Yani çalıştığımız sürekli bir işimiz olsa dahi, serbest kaldığımız boş vakitlerimizde, sahip olduğumuz mevcut bilgi, birikim ve deneyimlerimizi yeni bir kazanç modeline çevirebiliriz. Ancak bu modelin, kolay ulaşılabilen, işlevsel ve kazancını en hızlı şekilde kullanıcısına ulaştırma kabiliyetine sahip bir yapıda olması gerekiyor. Bireylerin ya da kurumların yapılmasını istedikleri micro işlerini, inovatif bir düzende, gerçek kişilerle hızlı bir şekilde hayata geçirebilmelerini ve yapılmasını istedikleri işin beklemeden tamamlanmasını sağlıyoruz.
Sonuç olarak aslında tabiatımız gereği hepimizin bireyler olarak birbirimize ihtiyacı var. Size kilometrelerce uzaktaki bir işi dahi, zamandan mesafeden veya masraftan dolayı yapamadığınız anda, yapılacak işe en yakın olan kişilerden veya yapabilecek vasıfta olanlar arasından, küçük bütçelerle, istediğiniz kişi ya da kişilere vererek, işin tamamlanmasına imkan sağlayan yeni bir çalışma modeli. Yani artık siz iş aramaya gitmiyorsunuz, çevrenizdeki sizin yapabileceğiniz işler BİİS uygulaması aracılığı ile telefonunuza geliyor. İşte buna ‘Yeni Nesil İş Modeli’ diyoruz.

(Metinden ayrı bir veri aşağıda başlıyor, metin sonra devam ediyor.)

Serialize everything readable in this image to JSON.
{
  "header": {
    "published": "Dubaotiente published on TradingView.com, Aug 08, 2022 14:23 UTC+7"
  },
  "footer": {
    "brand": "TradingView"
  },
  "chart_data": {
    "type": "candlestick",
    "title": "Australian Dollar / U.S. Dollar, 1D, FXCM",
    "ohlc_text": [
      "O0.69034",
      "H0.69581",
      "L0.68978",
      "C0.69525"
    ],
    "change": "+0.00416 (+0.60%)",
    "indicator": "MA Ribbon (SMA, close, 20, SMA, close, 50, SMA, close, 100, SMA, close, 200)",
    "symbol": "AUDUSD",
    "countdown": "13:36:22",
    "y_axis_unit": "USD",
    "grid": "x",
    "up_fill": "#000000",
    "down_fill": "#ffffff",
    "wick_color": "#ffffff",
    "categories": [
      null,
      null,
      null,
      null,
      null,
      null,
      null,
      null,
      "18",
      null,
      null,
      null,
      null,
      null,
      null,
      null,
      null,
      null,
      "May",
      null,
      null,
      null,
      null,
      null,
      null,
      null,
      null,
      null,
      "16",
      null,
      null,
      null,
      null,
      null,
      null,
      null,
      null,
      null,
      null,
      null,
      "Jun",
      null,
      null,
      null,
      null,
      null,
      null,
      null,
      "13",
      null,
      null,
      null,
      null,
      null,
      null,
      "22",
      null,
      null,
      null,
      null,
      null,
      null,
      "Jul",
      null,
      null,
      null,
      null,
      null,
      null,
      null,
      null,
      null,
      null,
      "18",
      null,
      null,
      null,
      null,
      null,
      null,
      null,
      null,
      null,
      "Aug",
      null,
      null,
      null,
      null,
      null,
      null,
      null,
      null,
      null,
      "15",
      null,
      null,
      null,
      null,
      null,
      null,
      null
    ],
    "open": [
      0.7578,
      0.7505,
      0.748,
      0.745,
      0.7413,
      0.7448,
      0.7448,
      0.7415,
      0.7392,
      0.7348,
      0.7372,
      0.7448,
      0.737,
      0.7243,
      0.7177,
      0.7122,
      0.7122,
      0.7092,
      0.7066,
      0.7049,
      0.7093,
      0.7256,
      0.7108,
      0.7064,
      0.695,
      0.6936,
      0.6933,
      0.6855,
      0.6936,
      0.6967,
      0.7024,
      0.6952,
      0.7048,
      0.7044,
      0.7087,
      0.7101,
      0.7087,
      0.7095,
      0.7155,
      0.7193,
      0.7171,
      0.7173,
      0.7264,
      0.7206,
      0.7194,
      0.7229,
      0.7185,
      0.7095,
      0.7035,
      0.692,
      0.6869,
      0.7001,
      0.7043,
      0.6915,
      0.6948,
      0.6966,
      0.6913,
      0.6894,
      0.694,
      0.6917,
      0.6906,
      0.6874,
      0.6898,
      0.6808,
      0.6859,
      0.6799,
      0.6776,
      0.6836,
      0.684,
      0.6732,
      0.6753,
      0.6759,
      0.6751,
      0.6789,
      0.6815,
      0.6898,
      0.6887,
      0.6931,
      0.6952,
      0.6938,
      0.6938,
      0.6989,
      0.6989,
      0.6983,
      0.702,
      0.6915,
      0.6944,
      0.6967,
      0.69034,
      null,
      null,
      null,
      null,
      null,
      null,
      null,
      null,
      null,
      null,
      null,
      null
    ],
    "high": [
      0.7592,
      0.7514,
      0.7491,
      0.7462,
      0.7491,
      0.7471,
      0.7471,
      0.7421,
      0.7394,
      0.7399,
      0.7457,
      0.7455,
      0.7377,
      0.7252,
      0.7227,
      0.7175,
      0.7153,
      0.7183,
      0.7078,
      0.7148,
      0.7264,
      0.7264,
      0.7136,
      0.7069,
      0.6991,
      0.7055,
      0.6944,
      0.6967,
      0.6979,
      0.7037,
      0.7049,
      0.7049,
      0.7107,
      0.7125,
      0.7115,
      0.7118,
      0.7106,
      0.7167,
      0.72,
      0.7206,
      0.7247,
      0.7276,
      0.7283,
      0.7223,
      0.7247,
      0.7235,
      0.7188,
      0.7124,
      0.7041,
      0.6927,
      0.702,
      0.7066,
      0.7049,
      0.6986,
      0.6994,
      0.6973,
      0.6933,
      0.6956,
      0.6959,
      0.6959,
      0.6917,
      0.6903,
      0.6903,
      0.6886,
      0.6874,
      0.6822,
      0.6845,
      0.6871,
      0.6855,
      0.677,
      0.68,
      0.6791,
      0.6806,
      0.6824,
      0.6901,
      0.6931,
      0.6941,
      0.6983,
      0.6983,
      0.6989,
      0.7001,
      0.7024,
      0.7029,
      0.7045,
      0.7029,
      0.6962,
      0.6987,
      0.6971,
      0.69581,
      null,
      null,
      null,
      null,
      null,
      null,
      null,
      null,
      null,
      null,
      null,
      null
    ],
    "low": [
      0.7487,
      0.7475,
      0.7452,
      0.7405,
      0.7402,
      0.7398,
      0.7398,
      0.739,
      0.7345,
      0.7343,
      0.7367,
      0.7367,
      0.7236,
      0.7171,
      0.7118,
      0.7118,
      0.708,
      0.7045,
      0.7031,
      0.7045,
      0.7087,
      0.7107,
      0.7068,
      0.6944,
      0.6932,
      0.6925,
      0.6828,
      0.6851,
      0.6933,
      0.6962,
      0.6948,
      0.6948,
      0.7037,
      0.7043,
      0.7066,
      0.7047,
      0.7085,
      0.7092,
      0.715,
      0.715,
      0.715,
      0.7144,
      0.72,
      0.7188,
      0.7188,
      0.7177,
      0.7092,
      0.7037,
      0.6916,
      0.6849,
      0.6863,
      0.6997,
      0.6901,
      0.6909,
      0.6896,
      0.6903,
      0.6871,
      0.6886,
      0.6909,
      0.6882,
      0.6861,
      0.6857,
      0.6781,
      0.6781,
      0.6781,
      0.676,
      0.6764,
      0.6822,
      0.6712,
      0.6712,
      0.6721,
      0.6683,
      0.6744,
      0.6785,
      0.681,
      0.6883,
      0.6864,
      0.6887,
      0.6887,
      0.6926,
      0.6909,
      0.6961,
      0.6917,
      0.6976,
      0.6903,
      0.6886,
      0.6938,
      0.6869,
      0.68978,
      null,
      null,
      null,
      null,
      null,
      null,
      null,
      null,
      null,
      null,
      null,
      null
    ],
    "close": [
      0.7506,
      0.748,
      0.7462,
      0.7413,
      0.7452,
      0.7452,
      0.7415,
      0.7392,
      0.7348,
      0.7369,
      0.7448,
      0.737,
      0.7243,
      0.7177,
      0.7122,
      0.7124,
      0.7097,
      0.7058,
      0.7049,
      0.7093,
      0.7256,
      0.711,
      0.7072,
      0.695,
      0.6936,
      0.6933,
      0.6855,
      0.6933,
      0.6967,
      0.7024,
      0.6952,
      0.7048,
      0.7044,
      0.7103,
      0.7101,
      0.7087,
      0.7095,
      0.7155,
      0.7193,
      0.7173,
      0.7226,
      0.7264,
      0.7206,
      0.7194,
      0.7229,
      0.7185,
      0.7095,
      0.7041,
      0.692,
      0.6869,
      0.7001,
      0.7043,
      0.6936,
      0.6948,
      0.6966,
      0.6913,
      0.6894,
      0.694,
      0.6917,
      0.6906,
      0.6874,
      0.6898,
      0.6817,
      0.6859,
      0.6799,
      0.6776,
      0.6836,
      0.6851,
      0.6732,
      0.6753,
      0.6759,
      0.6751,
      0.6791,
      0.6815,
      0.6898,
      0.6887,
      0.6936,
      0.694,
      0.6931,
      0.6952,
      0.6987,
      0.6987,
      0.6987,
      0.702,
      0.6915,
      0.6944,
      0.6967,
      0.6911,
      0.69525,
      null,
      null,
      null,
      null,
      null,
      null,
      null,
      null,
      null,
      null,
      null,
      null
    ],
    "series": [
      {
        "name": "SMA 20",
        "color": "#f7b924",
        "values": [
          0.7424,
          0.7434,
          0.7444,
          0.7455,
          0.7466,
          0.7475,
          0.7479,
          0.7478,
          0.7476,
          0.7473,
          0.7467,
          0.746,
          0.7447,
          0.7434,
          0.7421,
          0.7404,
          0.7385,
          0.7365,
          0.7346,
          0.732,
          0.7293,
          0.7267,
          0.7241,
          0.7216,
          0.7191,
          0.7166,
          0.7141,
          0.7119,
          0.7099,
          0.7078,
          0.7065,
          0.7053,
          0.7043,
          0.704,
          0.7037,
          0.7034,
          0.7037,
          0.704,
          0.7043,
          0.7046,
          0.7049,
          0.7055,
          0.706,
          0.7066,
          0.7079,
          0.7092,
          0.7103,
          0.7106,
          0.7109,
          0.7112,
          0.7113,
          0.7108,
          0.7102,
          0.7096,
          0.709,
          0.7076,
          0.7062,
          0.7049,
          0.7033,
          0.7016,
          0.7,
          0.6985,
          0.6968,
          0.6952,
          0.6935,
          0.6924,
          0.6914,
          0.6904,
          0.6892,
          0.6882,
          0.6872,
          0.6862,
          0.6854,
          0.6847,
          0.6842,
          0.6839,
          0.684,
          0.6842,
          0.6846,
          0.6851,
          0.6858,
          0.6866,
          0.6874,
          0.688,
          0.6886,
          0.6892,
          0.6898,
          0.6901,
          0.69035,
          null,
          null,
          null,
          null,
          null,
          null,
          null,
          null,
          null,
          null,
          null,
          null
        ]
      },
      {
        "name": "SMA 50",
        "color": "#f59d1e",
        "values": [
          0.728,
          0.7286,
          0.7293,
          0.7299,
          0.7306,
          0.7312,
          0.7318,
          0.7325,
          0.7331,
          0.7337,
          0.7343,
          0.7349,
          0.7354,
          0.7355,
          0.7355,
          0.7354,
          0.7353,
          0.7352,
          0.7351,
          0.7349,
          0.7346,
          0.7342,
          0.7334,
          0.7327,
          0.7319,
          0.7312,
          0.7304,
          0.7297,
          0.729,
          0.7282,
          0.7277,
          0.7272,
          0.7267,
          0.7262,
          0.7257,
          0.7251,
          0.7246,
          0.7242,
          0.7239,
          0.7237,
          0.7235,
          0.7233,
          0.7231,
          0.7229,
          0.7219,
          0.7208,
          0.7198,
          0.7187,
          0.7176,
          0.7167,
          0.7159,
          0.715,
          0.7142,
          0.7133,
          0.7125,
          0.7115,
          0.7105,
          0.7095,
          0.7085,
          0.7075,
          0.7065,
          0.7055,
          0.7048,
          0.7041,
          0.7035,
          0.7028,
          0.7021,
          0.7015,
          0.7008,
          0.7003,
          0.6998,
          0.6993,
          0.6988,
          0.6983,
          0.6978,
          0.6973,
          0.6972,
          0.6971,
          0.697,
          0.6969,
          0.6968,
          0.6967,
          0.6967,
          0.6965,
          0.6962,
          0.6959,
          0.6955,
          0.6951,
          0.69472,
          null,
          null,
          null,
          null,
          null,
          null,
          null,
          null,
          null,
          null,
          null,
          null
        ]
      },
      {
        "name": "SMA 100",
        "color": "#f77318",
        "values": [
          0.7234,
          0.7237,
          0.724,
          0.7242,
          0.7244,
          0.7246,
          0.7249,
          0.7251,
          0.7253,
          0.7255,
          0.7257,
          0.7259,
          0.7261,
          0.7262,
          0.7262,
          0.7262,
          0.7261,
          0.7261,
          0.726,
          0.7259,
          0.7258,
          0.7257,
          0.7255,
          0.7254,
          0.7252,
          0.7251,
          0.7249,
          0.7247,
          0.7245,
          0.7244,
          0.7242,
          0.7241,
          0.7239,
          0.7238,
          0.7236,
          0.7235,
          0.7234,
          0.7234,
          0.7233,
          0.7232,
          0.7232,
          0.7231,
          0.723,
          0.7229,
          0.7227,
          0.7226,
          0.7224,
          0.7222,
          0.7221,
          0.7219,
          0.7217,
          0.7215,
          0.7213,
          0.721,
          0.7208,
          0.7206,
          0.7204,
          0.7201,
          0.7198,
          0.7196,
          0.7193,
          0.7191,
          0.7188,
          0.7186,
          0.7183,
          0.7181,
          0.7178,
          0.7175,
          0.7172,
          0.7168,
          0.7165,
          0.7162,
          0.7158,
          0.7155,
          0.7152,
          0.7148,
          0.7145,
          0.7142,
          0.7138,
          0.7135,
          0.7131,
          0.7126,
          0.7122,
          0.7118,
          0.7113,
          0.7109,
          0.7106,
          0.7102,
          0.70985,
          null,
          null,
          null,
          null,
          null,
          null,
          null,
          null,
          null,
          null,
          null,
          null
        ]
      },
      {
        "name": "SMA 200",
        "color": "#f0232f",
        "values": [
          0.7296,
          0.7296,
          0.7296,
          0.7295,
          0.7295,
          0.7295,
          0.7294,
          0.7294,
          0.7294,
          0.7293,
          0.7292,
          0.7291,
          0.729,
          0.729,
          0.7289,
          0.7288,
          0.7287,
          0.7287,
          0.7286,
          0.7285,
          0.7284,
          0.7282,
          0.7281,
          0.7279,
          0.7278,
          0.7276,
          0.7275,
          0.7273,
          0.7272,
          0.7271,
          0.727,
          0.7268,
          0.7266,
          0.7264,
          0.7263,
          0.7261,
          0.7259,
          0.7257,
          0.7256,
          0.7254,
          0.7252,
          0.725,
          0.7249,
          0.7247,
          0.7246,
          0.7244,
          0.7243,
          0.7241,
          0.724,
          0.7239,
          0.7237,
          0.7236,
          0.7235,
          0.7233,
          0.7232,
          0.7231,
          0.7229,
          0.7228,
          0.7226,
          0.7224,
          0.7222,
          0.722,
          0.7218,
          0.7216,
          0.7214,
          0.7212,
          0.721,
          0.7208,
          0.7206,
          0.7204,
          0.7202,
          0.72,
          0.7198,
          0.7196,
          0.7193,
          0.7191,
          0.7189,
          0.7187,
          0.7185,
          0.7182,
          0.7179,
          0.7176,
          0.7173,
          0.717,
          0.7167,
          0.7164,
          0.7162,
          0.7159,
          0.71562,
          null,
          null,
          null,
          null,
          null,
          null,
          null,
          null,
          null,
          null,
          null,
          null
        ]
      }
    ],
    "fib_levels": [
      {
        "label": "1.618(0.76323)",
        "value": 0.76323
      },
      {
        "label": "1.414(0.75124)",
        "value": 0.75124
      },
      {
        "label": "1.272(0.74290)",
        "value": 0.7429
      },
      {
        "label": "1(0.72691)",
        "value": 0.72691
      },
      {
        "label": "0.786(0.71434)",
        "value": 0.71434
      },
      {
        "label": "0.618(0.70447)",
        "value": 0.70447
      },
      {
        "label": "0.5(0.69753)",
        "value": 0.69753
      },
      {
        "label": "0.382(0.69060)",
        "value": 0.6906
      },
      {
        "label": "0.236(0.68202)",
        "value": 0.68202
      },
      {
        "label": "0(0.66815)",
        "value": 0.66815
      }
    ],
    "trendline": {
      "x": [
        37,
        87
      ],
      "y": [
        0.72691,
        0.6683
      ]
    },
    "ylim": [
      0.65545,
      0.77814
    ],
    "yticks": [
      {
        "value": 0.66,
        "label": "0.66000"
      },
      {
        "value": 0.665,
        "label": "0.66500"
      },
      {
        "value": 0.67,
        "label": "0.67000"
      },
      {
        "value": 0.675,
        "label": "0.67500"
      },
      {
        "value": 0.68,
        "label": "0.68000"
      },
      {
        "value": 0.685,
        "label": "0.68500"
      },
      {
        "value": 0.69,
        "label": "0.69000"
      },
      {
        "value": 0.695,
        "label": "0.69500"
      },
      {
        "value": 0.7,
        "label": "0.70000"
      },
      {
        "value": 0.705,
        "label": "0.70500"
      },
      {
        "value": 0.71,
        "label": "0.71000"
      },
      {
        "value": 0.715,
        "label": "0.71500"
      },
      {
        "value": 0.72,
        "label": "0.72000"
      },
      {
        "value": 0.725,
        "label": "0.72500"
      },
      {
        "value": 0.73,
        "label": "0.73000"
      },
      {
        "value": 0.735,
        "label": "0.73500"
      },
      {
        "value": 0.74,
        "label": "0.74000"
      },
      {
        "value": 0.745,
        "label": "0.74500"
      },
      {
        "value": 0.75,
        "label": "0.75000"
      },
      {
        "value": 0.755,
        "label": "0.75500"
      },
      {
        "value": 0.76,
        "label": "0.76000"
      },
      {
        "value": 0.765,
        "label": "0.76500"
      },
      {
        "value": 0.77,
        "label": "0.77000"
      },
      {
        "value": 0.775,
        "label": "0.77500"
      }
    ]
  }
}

Bu çalışma modeli ile gelir elde etmek isteyenlerin, ev hanımlarının, öğrencilerin, engelli bireylerin, gazilerimizin ve bireysel sorumluluklara sahip herkesin rahatlıkla gelir elde edebilecekleri bir dijital platforma dayalı yeni bir sistem oluşturuyoruz. Ve herkese, “kazanmak için hiçbir engeliniz yok” diyoruz. Bireylerin birbirine yardım ederek, birbirine destek olarak, birbirinin işini çözerek, hem mutlu olmalarını, hem de ek bir gelir elde etmelerini sağlamak düşüncesi ile ortaya çıktı BİİS uygulaması.
Diğer taraftan kullandığımız akıllı telefonların birçok özelliği ile hayatlarımızı kolaylaştırdığı kadar, teknolojik bağımlılığa yol açması ve yaşamlarımızı tahakküm altına aldığı da yadsınamaz bir gerçek maalesef. Bu bağlamda, akıllı telefon teknolojisinin, amacına yönelik bir araç olabilmesine katkı sağlayabilme düşüncesi de aklımızda ilk günden beri vardı.
BİİS uygulamasını ilk olarak şirket CEO’muz Özhan GÜLER ile birlikte planlayarak projelendirdik geliştirdik. Yaklaşık bir senedir devam eden bu süreçte, üst düzey yönetim kadrosuna katılan birbirinden değerli arkadaşlarımız ve onların yetenekleri ile birlikte uygulamayı geliştirerek hayata geçirdik.
“Sokağa çıktığınızda bezgin, bıkkın, telaşlı insanları görüyoruz. Demek ki birçok insan mutsuz. Çünkü hayat şartları onlara severek yapacakları iş tercihleri sunmuyor.”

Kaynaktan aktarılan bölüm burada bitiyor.